Until several months ago, when a fellow Literary Mama editor asked me to review a book of criticism related to Rich’s Of Woman Born, I hadn’t read any of Rich’s prose. I picked up a copy of Of Woman Born, and before I had finished the first chapter, I felt like Rich was helping me pack up the motherhood baggage I have carried. She was preparing me to occupy a new mental mothering space.
When I started writing “Mother and Other,” my son was three and my daughter was an infant. Negotiating with myself about what it meant to be a mother was a struggle often laced with guilt, unease, and discomfort. As a new mother, I felt so much pain in trying to determine where my identity as a mother began and where my identity as a non-mother ended, and it prompted me to write “Mother and Other.”
In my beginning column, I wrote, “I’ve been a Mommy for three-and-a-half years, and that’s not very long compared to the 33-and-a-half years that I’ve been Rachel. But Mommy has been known to swallow Rachel whole.”
When I read Rich’s words, I felt like she had been watching over me for the past five years. “Once in awhile someone used to ask me, ‘Don’t you ever write poems about your children?’ . . . For me poetry was where I lived as no-one’s mother, where I existed as myself” (p. 31).
In her words, my angst suddenly had a voice.
After reading Rich, I felt a new peace about the hours I spent away from my children each week, making poems or fiction. I already knew that I was a happier, more emotionally available, and far more patient mother when I worked than when I didn’t, but Rich made me see that it was our culture more than my children’s true needs that spawned the guilt I felt about those hours away from them. Adrienne Rich has ushered me into a more comfortable place of being mother and not-mother at the same time.
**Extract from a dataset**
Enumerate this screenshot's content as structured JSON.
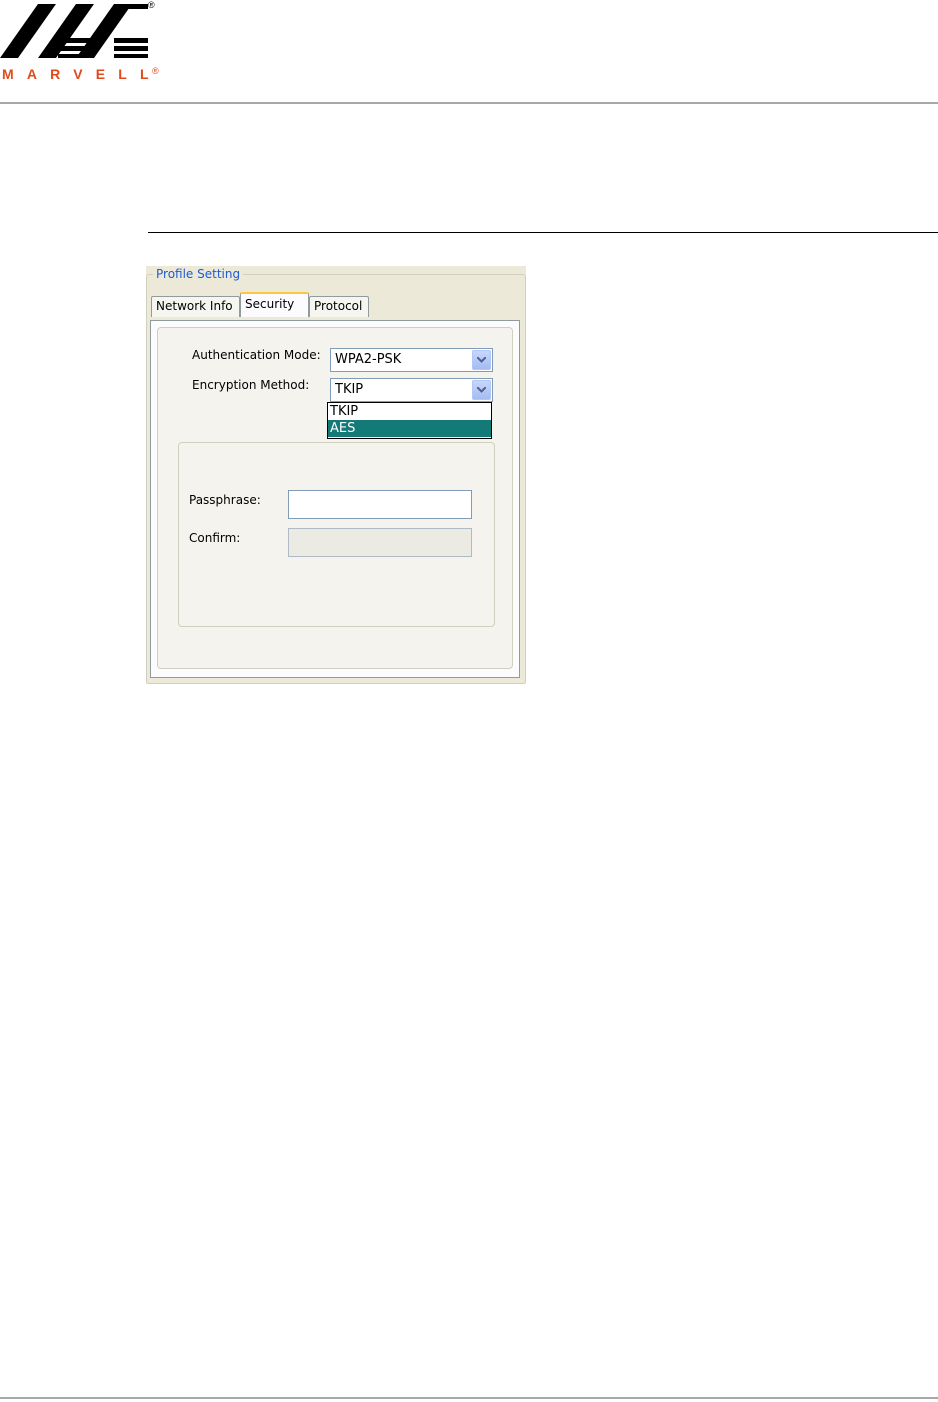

So, as I prepare to leave Los Angeles for New York, I also feel ready to leave the topic of “Mother and Other.” I’m ready to move into a loud, always-moving city that will fill me with new energy, and Rich’s words have given me the space I need to explore what the city has to offer.
As I kneeled in the garage before those piles of objects with the pacifier in my hand, I thought about all the changes ahead in New York and all of the ways that my children and I will continue to evolve, together and as individuals. I closed my hand around the pacifier for a moment and then launched it into pile number three.